Created by French company Equadex, the app, too, came from the heart – several of the company’s employees have personal experiences with autism. Equadex created Helpicto using Azure Cognitive Services and the Microsoft Azure cloud platform.
“It’s very hard to have a child not be able to speak or communicate with you,” Mulholland says. “He was 4 when he first said, ‘Mama.’ When he did, it was amazing to hear it.”
Conor also learned how to say “Dada” and “Amma,” or Emma, for his 7-year-old sister, who dotes on him.

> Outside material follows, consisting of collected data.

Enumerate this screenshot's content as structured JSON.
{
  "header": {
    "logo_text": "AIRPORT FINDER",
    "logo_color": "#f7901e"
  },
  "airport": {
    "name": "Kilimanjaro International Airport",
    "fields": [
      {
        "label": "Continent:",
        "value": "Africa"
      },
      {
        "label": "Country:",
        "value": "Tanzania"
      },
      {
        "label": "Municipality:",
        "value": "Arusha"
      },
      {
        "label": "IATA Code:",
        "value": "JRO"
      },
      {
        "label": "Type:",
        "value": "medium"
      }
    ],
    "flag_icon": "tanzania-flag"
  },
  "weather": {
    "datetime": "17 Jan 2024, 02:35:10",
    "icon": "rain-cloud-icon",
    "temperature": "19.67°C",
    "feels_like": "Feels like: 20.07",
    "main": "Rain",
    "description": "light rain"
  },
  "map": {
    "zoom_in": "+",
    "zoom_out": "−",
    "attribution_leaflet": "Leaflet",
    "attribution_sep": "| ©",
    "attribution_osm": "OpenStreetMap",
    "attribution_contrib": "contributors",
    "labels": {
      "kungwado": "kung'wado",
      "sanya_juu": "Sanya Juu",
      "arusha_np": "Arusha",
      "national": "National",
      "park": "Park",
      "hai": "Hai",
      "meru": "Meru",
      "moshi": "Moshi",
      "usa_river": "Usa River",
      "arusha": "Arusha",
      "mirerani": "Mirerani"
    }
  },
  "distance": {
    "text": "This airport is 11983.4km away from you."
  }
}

“It’s really sweet to see how caring she is and how much she wants him to be successful,” Mulholland says. “She helps him practice on words. I can see her being in a field of study someday that’s very focused on helping others, whether it’s as a teacher or doctor, or something along those lines. Her life will be forever changed because of having a brother like him.”
Mulholland says she is “humbled” by all the support she has had – from her husband, Kyle, an accountant who stays at home with Conor, to Microsoft for giving her a platform to tell her story, to the companies that want to hear and embrace it.
“I always encourage people, ‘Don’t pigeonhole yourself, think of ways that you can really harness technology to drive greater good, because sometimes those solutions are right in front of you,’” she says. “And imagine how great of a world we could live in if we had more stories like this.”